Sunday, April 2021

Migrants : Amnesty international appelle l’Algérie à « mettre fin aux expulsions »

Amnesty international (AI) appelle les autorités algériennes à mettre fin aux arrestations et expulsions de migrants. « L’Algérie doit protéger les droits des milliers de migrants, réfugiés et demandeurs d’asile originaires d’Afrique subsaharienne qui se trouvent dans le pays », écrit AI ce mardi 18 décembre, à l’occasion du lancement, cette semaine, d’une campagne appelant les autorités « à mettre fin aux expulsions sommaires vers le Niger et le Mali et à adopter une loi sur l’asile ».

Selon Hassina Ousseddik, directrice de l’antenne Algérie de l’ONG, « malgré le nombre considérable de migrants, de demandeurs d’asile et de réfugiés sub-sahariens présents en Algérie, notre pays ne dispose toujours pas d’un cadre juridique clair définissant le statut des travailleurs migrants ni d’une loi sur l’asile, plus de cinquante ans après avoir ratifié la Convention de 1951 sur les réfugiés ».

L’organisation de défense des droits de l’Homme affirme qu’« au cours de l’année 2018, au moins 12 913 ressortissants nigériens et 649 personnes originaires de pays tiers ont été expulsés vers le Niger, dans le cadre de convois organisés par les autorités ; au moins 11 238 migrants originaires d’Afrique centrale ou occidentale et 386 Nigériens ont été abandonnés à la frontière et contraints de passer au Niger et au moins 3 000 migrants originaires d’Afrique centrale ou occidentale ont été abandonnés à la frontière et contraints de passer au Mali ».

Ces expulsions « massives », ajoute AI, « sont contraires aussi bien à la Loi algérienne n° 08-11 du 25 juin 2008 qu’aux engagements internationaux pris par l’Algérie, en vertu, notamment de la Convention internationale sur la protection des droits de tous les travailleurs migrants et des membres de leur famille et de l’article 12 de la Charte africaine des droits de l’homme et des peuples de l’Union africaine ». « Deux instruments ratifiés par l’Algérie », rappelle-t-elle dans le même document.
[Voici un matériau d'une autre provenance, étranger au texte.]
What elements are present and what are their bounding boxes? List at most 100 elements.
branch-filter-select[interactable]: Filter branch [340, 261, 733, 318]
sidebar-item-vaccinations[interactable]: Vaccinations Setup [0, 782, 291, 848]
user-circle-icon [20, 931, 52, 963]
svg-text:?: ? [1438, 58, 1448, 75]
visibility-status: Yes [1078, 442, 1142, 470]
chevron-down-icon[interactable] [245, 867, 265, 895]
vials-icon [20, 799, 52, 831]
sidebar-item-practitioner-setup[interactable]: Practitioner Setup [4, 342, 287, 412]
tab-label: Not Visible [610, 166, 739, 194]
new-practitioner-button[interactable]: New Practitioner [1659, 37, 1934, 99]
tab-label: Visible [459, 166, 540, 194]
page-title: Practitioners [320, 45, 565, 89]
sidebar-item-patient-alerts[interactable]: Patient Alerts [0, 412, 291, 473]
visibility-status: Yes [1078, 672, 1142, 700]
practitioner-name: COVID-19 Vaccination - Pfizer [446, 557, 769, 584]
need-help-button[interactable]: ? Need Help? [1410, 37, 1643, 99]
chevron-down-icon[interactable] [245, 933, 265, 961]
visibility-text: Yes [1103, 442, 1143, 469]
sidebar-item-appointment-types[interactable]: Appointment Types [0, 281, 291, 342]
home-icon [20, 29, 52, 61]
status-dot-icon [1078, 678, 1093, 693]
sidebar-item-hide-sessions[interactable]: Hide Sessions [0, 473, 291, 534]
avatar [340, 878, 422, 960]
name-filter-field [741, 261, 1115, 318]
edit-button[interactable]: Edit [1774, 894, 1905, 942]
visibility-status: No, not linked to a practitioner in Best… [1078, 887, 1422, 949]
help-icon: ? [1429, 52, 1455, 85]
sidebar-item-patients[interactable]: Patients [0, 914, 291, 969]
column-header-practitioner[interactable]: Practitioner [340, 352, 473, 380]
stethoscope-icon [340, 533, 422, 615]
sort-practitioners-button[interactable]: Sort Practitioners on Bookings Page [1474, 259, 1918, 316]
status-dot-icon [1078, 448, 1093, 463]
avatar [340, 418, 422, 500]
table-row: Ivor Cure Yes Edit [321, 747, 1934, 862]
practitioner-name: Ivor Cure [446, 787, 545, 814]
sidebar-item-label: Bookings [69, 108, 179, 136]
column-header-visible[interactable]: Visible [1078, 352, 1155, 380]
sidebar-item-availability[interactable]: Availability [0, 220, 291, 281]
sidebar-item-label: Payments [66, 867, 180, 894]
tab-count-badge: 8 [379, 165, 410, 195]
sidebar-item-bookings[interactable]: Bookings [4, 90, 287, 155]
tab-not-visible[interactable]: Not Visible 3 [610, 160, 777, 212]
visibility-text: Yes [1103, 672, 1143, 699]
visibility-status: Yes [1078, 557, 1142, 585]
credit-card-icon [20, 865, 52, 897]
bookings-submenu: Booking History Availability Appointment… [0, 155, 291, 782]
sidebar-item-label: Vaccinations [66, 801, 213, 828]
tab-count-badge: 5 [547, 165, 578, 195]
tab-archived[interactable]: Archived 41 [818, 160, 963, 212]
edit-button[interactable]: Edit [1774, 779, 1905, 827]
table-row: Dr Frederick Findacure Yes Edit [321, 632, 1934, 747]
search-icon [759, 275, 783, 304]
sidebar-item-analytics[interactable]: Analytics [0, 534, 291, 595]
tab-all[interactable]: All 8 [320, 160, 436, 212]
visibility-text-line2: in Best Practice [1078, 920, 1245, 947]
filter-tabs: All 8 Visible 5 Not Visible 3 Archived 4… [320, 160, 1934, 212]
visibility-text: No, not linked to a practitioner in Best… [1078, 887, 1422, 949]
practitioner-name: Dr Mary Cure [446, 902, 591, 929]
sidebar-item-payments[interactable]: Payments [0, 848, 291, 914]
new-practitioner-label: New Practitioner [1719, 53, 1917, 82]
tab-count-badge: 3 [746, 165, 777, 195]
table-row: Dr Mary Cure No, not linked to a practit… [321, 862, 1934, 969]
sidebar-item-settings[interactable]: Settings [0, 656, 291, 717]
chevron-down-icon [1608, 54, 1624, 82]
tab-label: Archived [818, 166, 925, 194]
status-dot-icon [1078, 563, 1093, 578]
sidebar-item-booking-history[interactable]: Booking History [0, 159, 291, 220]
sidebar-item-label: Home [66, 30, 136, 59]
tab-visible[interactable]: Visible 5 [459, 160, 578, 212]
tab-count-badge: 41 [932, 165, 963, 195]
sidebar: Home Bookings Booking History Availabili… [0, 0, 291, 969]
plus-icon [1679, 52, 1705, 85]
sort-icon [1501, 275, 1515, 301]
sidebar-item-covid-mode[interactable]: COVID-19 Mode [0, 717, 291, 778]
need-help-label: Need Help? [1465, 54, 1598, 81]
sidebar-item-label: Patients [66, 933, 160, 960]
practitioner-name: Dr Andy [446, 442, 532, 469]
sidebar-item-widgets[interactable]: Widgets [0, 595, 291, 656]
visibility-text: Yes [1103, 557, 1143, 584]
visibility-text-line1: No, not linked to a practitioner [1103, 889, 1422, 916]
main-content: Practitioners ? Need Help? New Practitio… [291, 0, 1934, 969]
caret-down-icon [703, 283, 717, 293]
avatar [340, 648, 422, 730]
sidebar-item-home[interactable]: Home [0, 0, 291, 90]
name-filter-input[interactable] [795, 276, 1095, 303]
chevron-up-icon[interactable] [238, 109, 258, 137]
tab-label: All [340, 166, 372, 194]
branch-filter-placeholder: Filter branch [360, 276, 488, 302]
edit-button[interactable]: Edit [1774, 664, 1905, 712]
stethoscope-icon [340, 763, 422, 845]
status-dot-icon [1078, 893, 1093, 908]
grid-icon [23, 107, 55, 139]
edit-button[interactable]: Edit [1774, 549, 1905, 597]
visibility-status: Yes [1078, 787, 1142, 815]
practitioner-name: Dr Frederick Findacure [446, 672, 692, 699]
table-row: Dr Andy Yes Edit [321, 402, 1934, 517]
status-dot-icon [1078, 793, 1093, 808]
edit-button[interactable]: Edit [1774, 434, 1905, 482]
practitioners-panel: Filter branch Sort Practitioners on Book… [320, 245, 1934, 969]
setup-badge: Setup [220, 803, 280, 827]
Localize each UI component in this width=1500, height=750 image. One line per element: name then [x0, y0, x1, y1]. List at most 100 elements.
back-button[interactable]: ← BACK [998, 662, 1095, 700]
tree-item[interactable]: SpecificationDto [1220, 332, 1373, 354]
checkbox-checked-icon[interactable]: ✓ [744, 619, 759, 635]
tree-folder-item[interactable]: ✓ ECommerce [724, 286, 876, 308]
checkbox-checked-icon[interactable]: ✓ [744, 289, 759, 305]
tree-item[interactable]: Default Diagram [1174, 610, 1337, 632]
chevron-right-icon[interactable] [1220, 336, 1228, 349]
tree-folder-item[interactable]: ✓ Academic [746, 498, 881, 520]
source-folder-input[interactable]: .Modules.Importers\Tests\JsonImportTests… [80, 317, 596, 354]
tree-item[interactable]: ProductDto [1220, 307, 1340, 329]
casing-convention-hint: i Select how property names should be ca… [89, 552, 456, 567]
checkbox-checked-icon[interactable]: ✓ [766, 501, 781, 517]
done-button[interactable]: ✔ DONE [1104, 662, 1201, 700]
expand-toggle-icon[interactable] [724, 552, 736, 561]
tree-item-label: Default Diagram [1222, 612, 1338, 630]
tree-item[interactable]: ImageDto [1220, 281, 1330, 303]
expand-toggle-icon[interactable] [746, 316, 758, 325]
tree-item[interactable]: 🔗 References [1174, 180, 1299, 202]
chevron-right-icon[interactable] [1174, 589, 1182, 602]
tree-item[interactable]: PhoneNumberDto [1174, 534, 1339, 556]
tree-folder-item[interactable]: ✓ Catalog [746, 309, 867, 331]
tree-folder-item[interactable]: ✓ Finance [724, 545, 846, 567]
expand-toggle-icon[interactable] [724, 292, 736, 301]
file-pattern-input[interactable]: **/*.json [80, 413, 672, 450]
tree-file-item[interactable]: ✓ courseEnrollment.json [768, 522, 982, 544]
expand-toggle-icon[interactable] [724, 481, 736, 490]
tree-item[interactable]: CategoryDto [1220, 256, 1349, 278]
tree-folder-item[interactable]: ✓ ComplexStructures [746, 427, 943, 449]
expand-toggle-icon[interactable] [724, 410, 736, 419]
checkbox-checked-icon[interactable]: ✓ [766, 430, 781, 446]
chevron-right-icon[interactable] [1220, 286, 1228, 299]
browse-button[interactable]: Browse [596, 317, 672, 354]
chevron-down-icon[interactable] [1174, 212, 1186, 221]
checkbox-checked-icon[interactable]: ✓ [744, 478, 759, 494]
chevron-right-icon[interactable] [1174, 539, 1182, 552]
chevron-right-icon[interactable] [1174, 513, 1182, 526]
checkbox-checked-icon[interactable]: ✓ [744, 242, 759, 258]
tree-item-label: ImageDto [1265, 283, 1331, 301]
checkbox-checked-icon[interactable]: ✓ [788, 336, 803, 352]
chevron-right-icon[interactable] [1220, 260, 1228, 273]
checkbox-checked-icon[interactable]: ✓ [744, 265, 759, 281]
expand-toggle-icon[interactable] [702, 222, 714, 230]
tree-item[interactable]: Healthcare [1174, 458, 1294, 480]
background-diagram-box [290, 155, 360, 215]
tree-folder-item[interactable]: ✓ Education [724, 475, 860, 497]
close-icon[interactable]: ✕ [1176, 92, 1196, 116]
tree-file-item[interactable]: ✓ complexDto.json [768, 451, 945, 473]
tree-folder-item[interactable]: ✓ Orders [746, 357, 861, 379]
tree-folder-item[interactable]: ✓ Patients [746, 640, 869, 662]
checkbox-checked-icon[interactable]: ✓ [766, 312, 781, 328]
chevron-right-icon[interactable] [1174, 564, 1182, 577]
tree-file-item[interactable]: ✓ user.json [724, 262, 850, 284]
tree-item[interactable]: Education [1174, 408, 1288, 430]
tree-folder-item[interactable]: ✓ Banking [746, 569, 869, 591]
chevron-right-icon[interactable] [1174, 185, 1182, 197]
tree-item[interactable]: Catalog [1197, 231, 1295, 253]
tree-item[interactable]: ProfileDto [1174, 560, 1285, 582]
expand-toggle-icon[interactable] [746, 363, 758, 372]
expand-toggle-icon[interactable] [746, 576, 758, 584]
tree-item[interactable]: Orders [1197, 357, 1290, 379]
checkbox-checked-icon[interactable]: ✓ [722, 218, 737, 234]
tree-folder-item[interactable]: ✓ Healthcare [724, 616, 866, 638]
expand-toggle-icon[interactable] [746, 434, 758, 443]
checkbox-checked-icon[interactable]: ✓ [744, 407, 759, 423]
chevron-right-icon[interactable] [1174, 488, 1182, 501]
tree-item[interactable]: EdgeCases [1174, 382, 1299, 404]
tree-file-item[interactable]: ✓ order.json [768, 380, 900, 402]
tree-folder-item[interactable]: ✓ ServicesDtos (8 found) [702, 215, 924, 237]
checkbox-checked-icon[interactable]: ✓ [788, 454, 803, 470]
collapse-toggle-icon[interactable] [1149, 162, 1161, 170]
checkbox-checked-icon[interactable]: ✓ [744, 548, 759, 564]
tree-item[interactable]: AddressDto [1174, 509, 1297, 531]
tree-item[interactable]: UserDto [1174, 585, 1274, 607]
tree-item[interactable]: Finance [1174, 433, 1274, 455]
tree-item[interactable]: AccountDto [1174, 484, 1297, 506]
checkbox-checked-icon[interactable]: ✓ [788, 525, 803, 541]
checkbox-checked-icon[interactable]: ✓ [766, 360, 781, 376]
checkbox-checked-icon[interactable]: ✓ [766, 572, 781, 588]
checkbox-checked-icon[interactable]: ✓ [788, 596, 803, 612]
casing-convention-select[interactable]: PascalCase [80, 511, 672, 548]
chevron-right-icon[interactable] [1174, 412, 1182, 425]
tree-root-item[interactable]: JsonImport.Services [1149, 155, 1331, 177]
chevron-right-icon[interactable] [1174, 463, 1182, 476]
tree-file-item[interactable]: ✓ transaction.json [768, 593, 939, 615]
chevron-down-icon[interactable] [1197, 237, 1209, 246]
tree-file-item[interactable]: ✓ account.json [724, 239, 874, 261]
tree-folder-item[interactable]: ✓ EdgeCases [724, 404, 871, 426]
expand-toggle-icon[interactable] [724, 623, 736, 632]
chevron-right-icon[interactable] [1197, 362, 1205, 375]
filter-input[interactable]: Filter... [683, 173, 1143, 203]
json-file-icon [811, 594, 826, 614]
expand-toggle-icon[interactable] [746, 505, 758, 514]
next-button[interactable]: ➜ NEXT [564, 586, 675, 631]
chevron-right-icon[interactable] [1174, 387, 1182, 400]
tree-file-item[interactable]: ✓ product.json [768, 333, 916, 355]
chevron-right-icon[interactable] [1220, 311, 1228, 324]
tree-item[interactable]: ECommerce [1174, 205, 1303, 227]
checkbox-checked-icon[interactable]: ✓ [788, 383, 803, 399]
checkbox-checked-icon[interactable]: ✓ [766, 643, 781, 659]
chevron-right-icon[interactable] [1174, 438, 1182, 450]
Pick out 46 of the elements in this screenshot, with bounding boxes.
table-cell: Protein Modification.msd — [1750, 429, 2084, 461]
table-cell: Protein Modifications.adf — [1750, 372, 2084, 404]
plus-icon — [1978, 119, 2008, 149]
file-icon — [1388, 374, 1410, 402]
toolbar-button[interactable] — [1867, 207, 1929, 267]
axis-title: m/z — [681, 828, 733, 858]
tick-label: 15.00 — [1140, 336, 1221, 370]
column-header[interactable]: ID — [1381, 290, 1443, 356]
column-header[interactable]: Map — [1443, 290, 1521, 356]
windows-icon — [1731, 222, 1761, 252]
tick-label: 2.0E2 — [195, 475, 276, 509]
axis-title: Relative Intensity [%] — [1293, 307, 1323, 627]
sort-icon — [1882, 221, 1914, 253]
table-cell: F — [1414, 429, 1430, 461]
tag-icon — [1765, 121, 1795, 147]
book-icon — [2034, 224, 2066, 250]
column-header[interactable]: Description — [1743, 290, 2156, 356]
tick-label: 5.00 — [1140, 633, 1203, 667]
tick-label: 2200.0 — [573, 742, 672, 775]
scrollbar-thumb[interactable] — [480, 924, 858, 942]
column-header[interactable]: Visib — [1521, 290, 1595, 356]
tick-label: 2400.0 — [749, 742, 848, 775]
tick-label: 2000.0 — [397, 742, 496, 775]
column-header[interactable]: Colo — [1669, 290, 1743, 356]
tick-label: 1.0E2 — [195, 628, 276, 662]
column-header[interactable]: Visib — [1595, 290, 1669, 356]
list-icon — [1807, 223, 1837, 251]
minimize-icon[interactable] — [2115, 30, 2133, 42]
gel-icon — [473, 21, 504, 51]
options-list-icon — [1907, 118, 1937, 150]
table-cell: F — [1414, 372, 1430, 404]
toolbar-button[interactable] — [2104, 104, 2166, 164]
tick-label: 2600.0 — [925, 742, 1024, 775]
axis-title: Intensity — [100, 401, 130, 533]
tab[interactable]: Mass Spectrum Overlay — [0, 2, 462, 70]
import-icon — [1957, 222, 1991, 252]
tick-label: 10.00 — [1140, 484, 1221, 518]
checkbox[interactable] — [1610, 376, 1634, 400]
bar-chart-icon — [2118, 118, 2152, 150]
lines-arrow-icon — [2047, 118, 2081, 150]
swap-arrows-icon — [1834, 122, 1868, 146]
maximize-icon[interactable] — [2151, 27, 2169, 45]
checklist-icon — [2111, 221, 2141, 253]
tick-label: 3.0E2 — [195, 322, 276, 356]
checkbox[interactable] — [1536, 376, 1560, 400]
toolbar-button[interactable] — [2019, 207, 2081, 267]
Amnesty international Algérie a, enfin, exhorté les autorités « à réviser la loi n° 08.11 du 25 juin 2008 et la loi n° 09.01 du 25 février 2009, afin de dépénaliser l’entrée, le séjour et la sortie du territoire dans des conditions irrégulières et pour que ces actes soient traités comme des infractions administratives plutôt que pénales ».

En attendant, et dans la perspective de l’adoption d’une loi de mise en œuvre de la Convention relative au statut des réfugiés (1951) et de son Protocole facultatif (1967), les autorités « doivent veiller à ce que les demandeurs d’asile et les réfugiés reconnus par le HCR bénéficient d’une protection internationale ».